In a second victory for the White House over the battle for control of the Consumer Financial Protection Bureau, a federal judge denied a preliminary injunction request that would have removed Acting Director Mick Mulvaney from his post.
English - who was appointed to lead the CFPB by predecessor Richard Cordray - got into a perplexing dilemma after President Trump ignored Cordray's orders and tapped Mulvaney as the acting financial protection czar, even though he was already heading the government's Management and Budget Office.
Kelly noted in his Wednesday night ruling that Trump's executive authority could "override" the order of succession laid out in the Dodd-Frank Act, the Obama-era federal law that founded the CFPB. President Donald Trump selected Mulvaney as the acting director a year ago citing the Federal Vacancies Reform Act and sparking a debate over which legal precedent determines the regulator's line of succession. "Such authority appears to lack any precedent among other independent agencies". "As an initial matter, the court must determine whether the FVRA-independent of whether it is displaced by the Deputy Director provision of the Dodd-Frank Act-authorizes the president's appointment of the CFPB's acting director on its own terms".
"The moving party must meet a higher standard than in the ordinary case by showing clearly that he or she is entitled to relief or that extreme or very serious damage will result from the denial of the injunction", Kelly said.
English asked Kelly to undo Trump's appointment of Mulvaney, but he ruled that the president was within his rights as chief executive.
On Nov. 26, English filed her lawsuit challenging Mulvaney's appointment in the US District Court for the District of Columbia.

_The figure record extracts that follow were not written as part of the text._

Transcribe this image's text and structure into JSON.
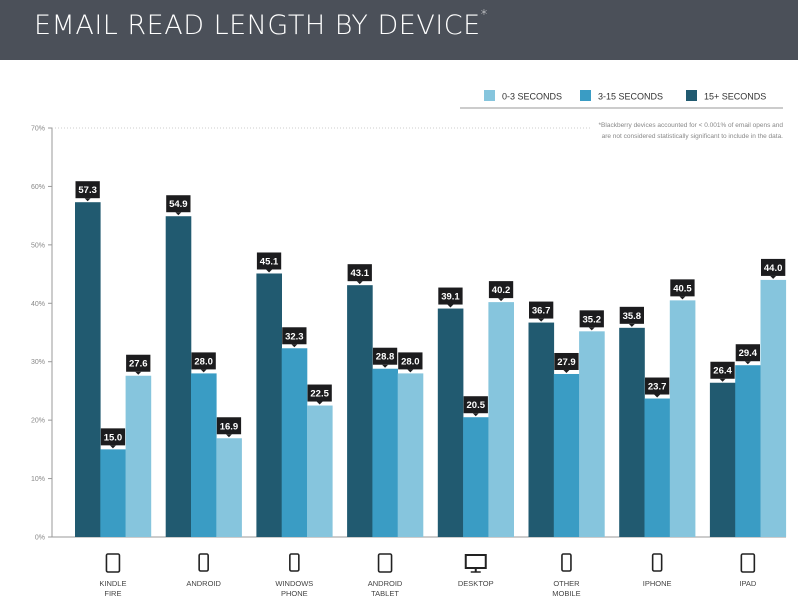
{
  "chart_data": {
    "type": "bar",
    "title": "EMAIL READ LENGTH BY DEVICE",
    "title_mark": "*",
    "note_lines": [
      "*Blackberry devices accounted for < 0.001% of email opens and",
      "are not considered statistically significant to include in the data."
    ],
    "categories": [
      {
        "lines": [
          "KINDLE",
          "FIRE"
        ],
        "icon": "tablet-icon"
      },
      {
        "lines": [
          "ANDROID"
        ],
        "icon": "smartphone-icon"
      },
      {
        "lines": [
          "WINDOWS",
          "PHONE"
        ],
        "icon": "smartphone-icon"
      },
      {
        "lines": [
          "ANDROID",
          "TABLET"
        ],
        "icon": "tablet-icon"
      },
      {
        "lines": [
          "DESKTOP"
        ],
        "icon": "monitor-icon"
      },
      {
        "lines": [
          "OTHER",
          "MOBILE"
        ],
        "icon": "smartphone-icon"
      },
      {
        "lines": [
          "IPHONE"
        ],
        "icon": "smartphone-icon"
      },
      {
        "lines": [
          "IPAD"
        ],
        "icon": "tablet-icon"
      }
    ],
    "series": [
      {
        "name": "15+ SECONDS",
        "color": "#215a70",
        "values": [
          57.3,
          54.9,
          45.1,
          43.1,
          39.1,
          36.7,
          35.8,
          26.4
        ]
      },
      {
        "name": "3-15 SECONDS",
        "color": "#3a9cc4",
        "values": [
          15.0,
          28.0,
          32.3,
          28.8,
          20.5,
          27.9,
          23.7,
          29.4
        ]
      },
      {
        "name": "0-3 SECONDS",
        "color": "#86c5dd",
        "values": [
          27.6,
          16.9,
          22.5,
          28.0,
          40.2,
          35.2,
          40.5,
          44.0
        ]
      }
    ],
    "legend_order": [
      "0-3 SECONDS",
      "3-15 SECONDS",
      "15+ SECONDS"
    ],
    "legend_placement": "top-right",
    "ylim": [
      0,
      70
    ],
    "yticks": [
      "0%",
      "10%",
      "20%",
      "30%",
      "40%",
      "50%",
      "60%",
      "70%"
    ],
    "grid": false,
    "label_box_color": "#1c1c1e"
  }
}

Kelly came to the same conclusion Wednesday, denying English's request for a preliminary injunction. "English had not shown a substantial likelihood of success on the merits, and is unlikely to suffer irreparable harm". The central question is whether the Federal Vacancies Reform Act, the law President Trump used to appoint Mulvaney, is superceded by the Dodd-Frank Act, which says the deputy director is the rightful acting head of the CFPB once a director leaves. In his written opinion, Judge Kelly said, "The president has designated Mulvaney the CFPB's acting director, the CFPB has recognized him as the acting director, and it is operating with him as the acting director".

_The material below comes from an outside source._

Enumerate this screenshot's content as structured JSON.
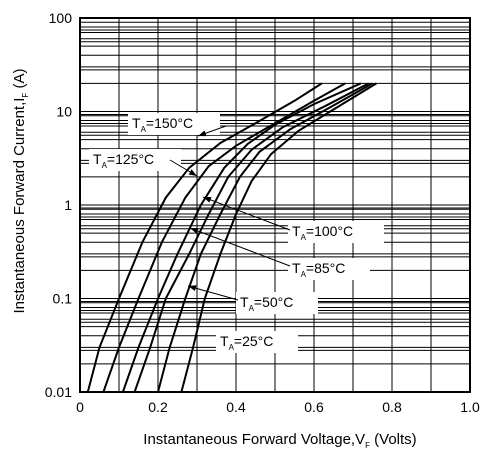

But the same day that Cordray announced he was leaving, the White House announced that Trump had appointed Mulvaney to serve as the acting director under the Federal Vacancies Reform Act, which gives the president the power to fill open seats in federal agencies.
"Mulvaney's appointment undermines the bureau's independence and threatens its mission to protect American consumers", said Deepak Gupta, a lawyer with the firm Gupta Wessler.